No pretendemos emularlo a Krauze, pero debemos añadir algunas de las notas características de los populismos que conocemos, que más cerca hemos visualizado:

1)Es a-ideológico. Puede tener una ideología de extrema izquierda o extrema derecha, cambiarla de la noche a la mañana y hacer “travestismo” en cualquier momento.

2) Es pro-carismático.

3) Es pro-caudillesco.

4) Es no programático. Nunca hay planes a largo plazo, plazos creíbles, viables, que tengan andamientos y, por lo general, busca lo que la coyuntura pueda redituar. No reconoce “anclaje” en el pasado ni vislumbra el impulso de una “futuridad” asequible.

5) Es persecutorio, “prepeador” y pendenciero.

6) Es autoritario, fuertemente autoritario. Por lo menos así lo hemos conocido y lo conocemos. Hay pueblos que sufren una prolongada tradición de padecimiento de esa fiebre contagiosa.

7) Es decisionista y voluntarista.

8) Tiene un gran desdén institucional. “Culto al coraje, desprecio a la ley”, decía Juan Agustín García. Se quedó corto, pues desde 1900 hasta hoy la tendencia no se ha revertido sino acentuado.
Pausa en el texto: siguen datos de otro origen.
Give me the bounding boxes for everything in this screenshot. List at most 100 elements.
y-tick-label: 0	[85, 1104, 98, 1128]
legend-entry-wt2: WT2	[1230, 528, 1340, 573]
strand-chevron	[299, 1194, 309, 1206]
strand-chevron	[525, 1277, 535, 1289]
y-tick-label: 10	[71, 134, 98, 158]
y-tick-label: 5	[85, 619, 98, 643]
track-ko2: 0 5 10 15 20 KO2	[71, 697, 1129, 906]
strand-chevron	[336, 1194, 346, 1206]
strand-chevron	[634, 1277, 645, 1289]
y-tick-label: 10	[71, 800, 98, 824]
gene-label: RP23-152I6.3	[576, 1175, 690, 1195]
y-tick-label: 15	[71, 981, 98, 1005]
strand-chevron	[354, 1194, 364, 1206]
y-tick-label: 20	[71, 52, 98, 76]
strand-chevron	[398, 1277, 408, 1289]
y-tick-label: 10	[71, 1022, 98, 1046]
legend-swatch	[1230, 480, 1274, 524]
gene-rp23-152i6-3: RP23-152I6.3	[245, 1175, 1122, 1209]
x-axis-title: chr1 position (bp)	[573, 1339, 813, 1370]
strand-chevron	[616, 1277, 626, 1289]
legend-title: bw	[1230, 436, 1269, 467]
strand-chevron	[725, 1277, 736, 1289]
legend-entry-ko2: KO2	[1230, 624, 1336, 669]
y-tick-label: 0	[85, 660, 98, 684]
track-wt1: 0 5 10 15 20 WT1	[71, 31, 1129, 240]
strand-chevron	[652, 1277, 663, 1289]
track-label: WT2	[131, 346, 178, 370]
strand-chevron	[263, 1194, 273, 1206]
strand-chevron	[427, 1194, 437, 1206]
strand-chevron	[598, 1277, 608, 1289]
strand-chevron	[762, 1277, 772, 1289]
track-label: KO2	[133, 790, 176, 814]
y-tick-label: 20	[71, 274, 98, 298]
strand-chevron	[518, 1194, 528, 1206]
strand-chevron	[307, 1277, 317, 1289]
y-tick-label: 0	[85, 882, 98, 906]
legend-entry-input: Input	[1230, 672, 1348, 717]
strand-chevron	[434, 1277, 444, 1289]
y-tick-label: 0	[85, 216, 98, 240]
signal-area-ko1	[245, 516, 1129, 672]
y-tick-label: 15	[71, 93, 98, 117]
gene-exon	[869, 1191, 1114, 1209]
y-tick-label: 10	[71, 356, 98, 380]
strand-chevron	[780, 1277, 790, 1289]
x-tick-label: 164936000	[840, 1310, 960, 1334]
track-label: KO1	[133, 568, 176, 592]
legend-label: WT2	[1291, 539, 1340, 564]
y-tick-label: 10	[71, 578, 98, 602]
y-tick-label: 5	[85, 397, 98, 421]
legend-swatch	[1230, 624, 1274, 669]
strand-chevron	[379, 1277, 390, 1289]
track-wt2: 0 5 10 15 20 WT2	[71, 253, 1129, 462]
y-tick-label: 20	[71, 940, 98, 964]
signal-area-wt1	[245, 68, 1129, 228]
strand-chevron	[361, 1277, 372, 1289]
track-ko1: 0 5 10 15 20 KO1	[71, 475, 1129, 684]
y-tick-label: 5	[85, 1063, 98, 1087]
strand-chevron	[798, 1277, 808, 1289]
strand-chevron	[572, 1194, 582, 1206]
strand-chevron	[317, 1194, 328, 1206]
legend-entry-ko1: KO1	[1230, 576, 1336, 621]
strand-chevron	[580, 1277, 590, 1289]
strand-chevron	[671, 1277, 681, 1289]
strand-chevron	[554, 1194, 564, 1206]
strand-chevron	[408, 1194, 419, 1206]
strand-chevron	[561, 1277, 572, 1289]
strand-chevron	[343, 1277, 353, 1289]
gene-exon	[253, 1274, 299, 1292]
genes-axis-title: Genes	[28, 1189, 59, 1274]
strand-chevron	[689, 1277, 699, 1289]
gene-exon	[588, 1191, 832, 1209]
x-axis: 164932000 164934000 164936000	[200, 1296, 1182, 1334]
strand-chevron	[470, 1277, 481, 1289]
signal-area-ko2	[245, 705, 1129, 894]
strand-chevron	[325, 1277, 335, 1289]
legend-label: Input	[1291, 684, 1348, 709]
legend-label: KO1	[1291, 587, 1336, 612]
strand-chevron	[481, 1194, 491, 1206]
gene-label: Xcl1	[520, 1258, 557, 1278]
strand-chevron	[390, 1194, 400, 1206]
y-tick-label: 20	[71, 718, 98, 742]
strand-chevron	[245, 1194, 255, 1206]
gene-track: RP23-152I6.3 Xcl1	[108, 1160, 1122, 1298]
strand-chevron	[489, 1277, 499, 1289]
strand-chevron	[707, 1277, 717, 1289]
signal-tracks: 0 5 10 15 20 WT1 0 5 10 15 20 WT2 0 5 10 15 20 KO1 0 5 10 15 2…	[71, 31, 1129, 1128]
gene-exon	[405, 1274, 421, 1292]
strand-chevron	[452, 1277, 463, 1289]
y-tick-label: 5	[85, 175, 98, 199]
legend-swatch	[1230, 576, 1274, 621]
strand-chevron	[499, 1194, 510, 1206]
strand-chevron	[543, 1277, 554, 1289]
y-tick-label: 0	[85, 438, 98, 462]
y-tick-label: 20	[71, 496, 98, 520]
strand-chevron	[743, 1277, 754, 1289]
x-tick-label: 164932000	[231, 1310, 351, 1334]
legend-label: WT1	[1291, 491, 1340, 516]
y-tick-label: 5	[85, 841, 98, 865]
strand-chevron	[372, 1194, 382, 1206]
9) Es demagógico. “Pan y circo”. Como dicen los italianos refiriéndose a los populismos que ellos conocieron: “festa, farina e forza”. Festa que sería circo; farina que es el pan, la harina; y forza que es la fuerza, el autoritarismo.

10)Es manipulador de masas o grupos.

11) Tiene un gran desparpajo, que lo exhibe, desembozadamente. Es desinhibido en el discurso o en la acción.

12) Es divisionista de la sociedad. Busca enfrentar, fomenta crear el odio, va contra la “paz interior” a la que enuncia como valor el Preámbulo de la Constitución.

13) Y por lo general, además de ser paternalista es extorsionador de los grupos o de las multitudes en general.

14) Es “movimientista”. Prefiere la argamasa antes que las formas y los procedimientos preestablecidos.

Hay algunos autores del mundo anglosajón que hablan de un “Populismo gótico”, es decir, un populismo que toma esa denominación del “Gótico americano”, que es un cuadro pintado por Grant Wood en 1930, al que un autor que se ocupa de este tema, Lukacs, remite como imagen de una pareja de agricultores, inspirada en el renacimiento flamenco, y que pretendía esa pintura de Wood exaltar el nacionalismo, exaltar lo común del volkgeist, como dirían los alemanes, del “espíritu del pueblo”: es decir, una imagen primaria, pero colocada por encima de lo que es la cultura universal o de la cultura en los términos que trasciendan la realidad telúrica y atávica.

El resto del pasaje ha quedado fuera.